Over 7,000 people living in emergency accommodation
Latest Government figures show the Irish homelessness crisis is getting worse
Minister for Housing Simon Coveney. The number of people living in emergency accommodation has surpassed 7,000 for the first time. Photograph: Gareth Chaney/Collins
The number of people living in emergency accommodation has surpassed 7,000 for the first time.
The Department of Housing’s latest homelessness figures show that at the end of December 2016 a total of 7,148 people were living in emergency accommodation, including 2,505 children.
In November 2016, 6,985 people were living in emergency accommodation, which was the first time Ireland’s homelessness crisis had reached such a level.
Homelessness drastically increased throughout last year.

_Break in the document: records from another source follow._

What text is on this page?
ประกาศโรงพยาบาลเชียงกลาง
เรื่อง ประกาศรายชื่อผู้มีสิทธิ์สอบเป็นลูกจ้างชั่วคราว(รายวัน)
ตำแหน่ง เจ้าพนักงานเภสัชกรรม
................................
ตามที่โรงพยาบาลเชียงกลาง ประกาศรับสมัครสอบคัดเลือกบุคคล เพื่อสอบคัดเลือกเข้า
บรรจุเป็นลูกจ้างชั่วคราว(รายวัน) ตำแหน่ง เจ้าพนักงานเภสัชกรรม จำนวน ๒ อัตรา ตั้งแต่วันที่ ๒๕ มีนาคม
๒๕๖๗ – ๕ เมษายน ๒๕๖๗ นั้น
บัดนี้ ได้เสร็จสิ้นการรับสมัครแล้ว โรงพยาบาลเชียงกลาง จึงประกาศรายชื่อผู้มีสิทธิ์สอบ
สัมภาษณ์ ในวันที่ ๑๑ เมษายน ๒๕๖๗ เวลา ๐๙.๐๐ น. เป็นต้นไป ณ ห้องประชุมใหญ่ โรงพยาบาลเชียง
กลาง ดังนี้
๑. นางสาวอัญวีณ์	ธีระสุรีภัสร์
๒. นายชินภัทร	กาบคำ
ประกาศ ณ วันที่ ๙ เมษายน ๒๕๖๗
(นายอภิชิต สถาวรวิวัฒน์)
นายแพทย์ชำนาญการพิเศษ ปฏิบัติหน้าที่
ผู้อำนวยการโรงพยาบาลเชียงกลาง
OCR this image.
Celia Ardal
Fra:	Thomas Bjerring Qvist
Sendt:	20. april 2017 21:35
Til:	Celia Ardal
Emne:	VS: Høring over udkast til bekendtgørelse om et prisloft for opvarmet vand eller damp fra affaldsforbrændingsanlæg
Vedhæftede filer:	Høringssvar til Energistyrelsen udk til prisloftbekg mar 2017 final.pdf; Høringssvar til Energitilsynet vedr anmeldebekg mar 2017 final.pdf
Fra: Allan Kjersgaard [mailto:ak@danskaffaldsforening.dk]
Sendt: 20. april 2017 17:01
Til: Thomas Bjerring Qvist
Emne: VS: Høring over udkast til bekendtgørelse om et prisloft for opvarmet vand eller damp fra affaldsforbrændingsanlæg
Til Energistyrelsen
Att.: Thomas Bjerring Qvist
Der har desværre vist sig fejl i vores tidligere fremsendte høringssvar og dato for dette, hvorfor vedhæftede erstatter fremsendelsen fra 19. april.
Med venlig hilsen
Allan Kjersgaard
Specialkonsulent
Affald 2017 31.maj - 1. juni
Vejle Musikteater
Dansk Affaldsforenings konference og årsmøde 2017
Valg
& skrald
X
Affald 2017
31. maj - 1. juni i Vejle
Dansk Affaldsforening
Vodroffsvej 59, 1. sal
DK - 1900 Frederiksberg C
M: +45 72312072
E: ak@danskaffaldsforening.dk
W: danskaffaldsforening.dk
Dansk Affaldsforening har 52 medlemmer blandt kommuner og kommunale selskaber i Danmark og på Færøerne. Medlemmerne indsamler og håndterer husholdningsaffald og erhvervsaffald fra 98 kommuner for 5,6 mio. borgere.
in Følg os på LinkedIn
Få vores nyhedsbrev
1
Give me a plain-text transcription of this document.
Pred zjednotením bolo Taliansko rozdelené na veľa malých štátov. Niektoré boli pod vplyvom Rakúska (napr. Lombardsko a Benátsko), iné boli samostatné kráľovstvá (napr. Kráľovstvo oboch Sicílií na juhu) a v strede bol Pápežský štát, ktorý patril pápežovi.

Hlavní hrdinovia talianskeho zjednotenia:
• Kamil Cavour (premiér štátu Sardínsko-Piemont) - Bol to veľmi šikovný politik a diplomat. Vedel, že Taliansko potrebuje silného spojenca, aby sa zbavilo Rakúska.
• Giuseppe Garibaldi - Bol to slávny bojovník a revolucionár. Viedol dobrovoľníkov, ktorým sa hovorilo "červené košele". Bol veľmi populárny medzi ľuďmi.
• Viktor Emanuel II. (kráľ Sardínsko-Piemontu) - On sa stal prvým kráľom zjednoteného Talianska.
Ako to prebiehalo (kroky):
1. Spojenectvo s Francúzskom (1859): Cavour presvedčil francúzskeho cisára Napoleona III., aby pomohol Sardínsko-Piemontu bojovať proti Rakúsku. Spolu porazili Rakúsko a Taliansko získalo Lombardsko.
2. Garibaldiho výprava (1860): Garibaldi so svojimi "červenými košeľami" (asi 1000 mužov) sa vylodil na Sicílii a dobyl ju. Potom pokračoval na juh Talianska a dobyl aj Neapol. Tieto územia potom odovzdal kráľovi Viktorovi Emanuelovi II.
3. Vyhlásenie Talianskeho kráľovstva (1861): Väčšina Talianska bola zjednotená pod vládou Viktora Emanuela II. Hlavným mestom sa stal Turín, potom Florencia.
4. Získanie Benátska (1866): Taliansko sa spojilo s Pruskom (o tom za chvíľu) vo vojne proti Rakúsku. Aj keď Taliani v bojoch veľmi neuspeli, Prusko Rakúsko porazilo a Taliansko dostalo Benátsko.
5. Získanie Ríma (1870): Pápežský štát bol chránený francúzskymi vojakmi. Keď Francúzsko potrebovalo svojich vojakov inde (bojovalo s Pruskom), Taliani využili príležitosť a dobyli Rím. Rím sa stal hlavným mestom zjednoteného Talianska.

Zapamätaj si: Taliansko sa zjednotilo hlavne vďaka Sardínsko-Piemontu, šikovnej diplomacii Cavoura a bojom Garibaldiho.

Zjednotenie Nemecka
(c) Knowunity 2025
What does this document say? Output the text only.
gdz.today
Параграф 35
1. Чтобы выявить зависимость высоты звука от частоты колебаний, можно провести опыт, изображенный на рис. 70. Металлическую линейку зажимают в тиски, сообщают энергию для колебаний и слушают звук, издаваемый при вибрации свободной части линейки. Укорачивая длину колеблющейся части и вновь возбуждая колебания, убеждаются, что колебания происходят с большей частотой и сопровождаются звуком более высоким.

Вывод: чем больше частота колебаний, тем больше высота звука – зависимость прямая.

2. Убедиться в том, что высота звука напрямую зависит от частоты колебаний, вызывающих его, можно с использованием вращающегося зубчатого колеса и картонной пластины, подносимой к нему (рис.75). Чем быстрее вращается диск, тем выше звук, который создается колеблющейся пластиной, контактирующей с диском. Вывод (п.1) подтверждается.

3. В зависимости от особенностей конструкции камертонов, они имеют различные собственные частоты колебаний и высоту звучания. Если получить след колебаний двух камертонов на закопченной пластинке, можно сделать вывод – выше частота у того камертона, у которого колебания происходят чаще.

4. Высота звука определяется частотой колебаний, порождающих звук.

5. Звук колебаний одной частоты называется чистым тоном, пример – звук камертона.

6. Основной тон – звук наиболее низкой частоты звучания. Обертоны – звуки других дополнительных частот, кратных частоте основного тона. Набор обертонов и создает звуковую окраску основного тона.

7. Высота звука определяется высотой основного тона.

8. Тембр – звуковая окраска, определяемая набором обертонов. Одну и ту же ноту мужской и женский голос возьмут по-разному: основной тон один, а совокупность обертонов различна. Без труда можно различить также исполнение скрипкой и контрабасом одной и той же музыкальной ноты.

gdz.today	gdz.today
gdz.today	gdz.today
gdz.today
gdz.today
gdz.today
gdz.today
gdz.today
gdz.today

In January 2016, 5,715 people, including 1,830 children, were in emergency accommodation.
The figures for December 2016 show that the number of adults in emergency accommodation increased by 207 on November.
The number of families in emergency accommodation remained at 1,205 in December 2016, but the number of children had dropped by 44 compared with the previous month.
Responding to the figures, Sinn Féin housing spokesperson Eoin Ó Broin called on Minister for Housing Simon Coveney to speed up the delivery of social housing to address the growing number of people living in emergency accommodation.
“This figure does not include adults and children in Tusla-funded domestic violence emergency accommodation, non-Irish nationals in emergency accommodation funded by the New Communities Unit of the Department of Social Protection, or the 400 families trapped in Direct Provision despite having their Stamp 4 visas,” he said.
“Meanwhile, the Government refuses to fully fund the purchase of up to 1,000 houses offered for sale by AIB and PTSB.
“To date, funding has only been approved for 200 of these units and contracts signed on only 30,” he said.
Mr Ó Broin called on Mr Coveney “to put his money where is mouth is and buy these 1,000 units or explain to the Dáil the reasons why he has chosen not to take families out of emergency accommodation and put them into houses that tonight are lying empty”.